Usually, my animal rights friends call me a hypocrite because while I believe all animals should be treated with care and kindness, and I'm willing to pay more for meat if it was from free-range livestock, but if filet mignon or grilled shrimp are on the menu, it's pretty much guaranteed I'm ordering it.
That being said, I don't know why, but I've been having these pangs of sadness for this situation in Orlando with the orca whale killing its trainer. It's a terrible tragedy for the family who has lost their loved one, but on the other hand, my heart goes out to the killer whale. Here's this wild creature that was captured off the coast of Iceland and has been forced to breed and perform on cue in literally a bathtub for decades.
That's not natural. Can you imagine being forced to dance in your shower for food while people clapped?
My team at Discovery has done several stories about the orca's behavior and why it acted so violently, even why it had killed before, so it's something I've been immersed in every day since it happened, which is probably why it's starting to get to me. But clearly this animal is unhappy, even if SeaWorld is giving it the best care and nothing -- so far -- is being done to change it. Why?

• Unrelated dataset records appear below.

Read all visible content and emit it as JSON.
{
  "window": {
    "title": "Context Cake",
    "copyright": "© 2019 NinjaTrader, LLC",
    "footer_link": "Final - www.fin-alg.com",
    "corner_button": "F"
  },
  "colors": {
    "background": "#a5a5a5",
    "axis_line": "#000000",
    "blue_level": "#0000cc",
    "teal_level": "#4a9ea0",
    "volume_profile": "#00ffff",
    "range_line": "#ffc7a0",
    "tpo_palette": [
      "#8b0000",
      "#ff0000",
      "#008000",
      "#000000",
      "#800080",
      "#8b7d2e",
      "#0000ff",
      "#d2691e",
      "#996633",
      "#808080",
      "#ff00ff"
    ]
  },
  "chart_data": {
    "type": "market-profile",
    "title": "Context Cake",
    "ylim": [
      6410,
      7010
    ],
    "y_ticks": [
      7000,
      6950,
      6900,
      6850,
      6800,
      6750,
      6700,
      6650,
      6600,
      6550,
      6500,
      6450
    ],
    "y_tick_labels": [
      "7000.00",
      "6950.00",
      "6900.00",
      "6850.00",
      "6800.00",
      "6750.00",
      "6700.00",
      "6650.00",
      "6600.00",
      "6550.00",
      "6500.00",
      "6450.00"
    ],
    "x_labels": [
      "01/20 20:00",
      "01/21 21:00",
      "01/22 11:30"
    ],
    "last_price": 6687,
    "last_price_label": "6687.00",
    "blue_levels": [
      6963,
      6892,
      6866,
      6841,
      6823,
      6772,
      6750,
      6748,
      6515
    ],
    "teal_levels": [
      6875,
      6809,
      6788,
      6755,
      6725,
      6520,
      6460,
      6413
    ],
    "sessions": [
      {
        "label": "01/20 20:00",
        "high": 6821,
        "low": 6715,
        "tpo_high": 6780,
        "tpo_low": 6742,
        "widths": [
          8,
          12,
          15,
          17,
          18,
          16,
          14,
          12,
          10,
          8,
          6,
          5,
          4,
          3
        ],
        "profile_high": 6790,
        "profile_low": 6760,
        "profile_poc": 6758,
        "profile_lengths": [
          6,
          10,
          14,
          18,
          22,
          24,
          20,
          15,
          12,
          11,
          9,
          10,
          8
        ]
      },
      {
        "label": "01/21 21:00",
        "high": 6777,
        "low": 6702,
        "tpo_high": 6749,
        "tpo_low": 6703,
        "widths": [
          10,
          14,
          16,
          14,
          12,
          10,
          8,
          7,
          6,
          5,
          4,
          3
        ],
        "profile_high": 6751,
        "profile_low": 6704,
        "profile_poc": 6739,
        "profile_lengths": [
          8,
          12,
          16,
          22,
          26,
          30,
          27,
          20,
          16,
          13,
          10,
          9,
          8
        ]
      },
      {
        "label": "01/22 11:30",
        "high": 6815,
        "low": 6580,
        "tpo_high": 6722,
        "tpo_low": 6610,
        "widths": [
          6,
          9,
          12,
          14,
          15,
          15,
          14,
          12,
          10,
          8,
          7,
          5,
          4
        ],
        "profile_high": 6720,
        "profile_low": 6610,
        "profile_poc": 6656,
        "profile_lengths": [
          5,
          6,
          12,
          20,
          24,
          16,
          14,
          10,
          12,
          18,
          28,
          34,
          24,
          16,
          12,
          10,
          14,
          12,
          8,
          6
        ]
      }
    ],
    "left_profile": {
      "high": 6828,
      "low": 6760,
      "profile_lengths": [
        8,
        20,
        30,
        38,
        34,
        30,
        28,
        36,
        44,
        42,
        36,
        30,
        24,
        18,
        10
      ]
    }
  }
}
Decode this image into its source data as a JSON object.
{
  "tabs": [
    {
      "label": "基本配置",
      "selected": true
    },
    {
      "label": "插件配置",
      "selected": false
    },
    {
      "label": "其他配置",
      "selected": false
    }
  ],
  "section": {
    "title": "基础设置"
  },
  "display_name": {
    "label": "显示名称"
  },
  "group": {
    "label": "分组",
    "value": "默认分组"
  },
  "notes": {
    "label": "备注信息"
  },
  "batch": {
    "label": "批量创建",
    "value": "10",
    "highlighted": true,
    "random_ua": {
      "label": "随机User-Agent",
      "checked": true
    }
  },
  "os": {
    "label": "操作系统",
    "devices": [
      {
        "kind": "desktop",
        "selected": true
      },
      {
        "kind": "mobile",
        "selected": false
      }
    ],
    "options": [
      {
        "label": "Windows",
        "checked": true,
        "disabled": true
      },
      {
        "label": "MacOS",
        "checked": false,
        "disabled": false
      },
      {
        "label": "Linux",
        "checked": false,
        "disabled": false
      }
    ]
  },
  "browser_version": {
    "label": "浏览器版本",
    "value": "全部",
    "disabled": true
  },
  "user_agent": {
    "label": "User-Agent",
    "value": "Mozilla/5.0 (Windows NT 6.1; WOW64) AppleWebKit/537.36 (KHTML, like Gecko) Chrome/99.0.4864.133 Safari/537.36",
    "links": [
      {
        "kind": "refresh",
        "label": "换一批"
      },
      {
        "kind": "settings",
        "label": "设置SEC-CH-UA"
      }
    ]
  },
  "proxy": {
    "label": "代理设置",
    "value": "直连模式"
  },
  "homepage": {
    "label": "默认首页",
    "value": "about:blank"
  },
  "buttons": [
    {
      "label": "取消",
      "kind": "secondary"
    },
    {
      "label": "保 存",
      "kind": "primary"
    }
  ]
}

Killer Whale Trainer Death Tied To Mating, Isolation
Should Killer Whales Be Kept in Captivity?
Killer Whale Testosterone Surges Documented by SeaWorld
To top it off, I've also been working on a slide show about endangered tigers this week too. Did you know there are only 200 white tigers left in the entire world? That's including the ones that are in zoos and nature reserves! Several conservation programs believe that all tigers in the wild will be extinct in our lifetime.
When we learned the alphabet in grade school, wasn't it "T" for tiger? Can you imagine them going extinct?
Why? Well, because of poaching, habitat loss, climate change and on and on and on. And then back to the whales, not only are we stealing them from their natural environments, but also researchers have now found a "garbage patch" in the ATLANTIC Ocean, not to mention the one in the Pacific that's been there for years, and on and on and on...
Ah! It's too much! The helplessness and hopelessness of it all is too heavy. What do we do? What can we do?
I have to say I've grown a greater respect for those animal rights friends of mine who have been thinking about these things and more for years, and will continue to think and act to protect animals years from now. I don't think I could handle it.